MIGUEL JURADO. Editor de Diario de Arquitectura
mjurado@clarin.com
Las torres son más que un problema urbano en todo el mundo. Son un problema social. Además de las conocidas polémicas que encendieron en los barrios porteños, ahora amenazan con destruir el tejido tradicional de Shangai, pueblan la periferia de París y se proyectan con formas inéditas en Beijing y San Petersburgo. Para no desentonar con el mundo, el arquitecto Julio Torcello propone construir el rascacielos más alto del globo en Buenos Aires.
Pero en ningún lado, las cualidades de las torres son discutidas (aprovechamiento racional de los recursos, buena iluminación y ventilación). Se podría decir que son atacadas porque se las ve como estandarte de una renovación urbana que quita más de lo que aporta. No sin razón, Frédéric Edelmann y Emmanuel de Roux, en su nota sobre París, identifican el fracaso de las torres europeas en una falla conceptual: se construyen como objetos únicos, no se integran al entorno inmediato. Es decir, a sus pies generan la temida "tierra de nadie".

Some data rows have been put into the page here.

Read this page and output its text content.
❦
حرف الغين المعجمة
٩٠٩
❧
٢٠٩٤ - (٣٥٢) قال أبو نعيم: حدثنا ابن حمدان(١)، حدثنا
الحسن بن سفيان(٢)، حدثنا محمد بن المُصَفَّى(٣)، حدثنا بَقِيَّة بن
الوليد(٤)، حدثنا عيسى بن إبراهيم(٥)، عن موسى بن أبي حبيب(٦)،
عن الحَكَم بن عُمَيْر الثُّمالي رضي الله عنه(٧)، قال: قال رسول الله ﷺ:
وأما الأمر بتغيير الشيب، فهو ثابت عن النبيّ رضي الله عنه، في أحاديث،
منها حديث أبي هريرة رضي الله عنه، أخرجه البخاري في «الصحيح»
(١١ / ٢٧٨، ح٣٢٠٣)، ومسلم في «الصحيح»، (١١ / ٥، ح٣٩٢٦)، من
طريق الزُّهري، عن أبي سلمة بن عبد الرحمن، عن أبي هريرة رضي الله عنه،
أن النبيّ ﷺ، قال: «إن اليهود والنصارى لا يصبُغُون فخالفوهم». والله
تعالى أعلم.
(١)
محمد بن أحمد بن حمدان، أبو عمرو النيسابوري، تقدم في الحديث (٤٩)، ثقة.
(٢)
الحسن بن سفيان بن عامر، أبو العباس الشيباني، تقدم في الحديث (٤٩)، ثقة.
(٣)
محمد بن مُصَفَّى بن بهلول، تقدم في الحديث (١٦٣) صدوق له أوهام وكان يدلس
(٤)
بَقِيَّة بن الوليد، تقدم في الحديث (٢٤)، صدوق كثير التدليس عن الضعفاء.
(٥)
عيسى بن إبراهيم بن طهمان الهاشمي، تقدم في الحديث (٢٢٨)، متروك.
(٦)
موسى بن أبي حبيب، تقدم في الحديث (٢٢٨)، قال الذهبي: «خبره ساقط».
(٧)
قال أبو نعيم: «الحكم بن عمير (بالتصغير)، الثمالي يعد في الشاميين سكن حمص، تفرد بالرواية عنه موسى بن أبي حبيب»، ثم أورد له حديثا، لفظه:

En Shangai, donde las torres se construyen por decreto, sin ningún tipo de audiencia pública con los vecinos, los especialistas detectan que los mil rascacielos que se piensan construir en los próximos diez años acabarán con la vida comunitaria de la calle tradicional.
Está claro que los problemas que generan las torres no son inherentes a esa tipología sino a la forma en que son diseñadas. En Nueva York, donde existen cerca de 2 mil rascacielos, la calle sigue manteniendo su vitalidad y los basamentos de las torres del downtown proponen nuevos recorridos y espacios públicos para los peatones.
El secreto está a la vista, las torres se hacen famosas por todo lo novedoso y llamativo que muestran del piso 15 para arriba. Pero, se ganan un lugar entre los vecinos por todo lo que puedan regalarle al espacio urbano, a la gente común.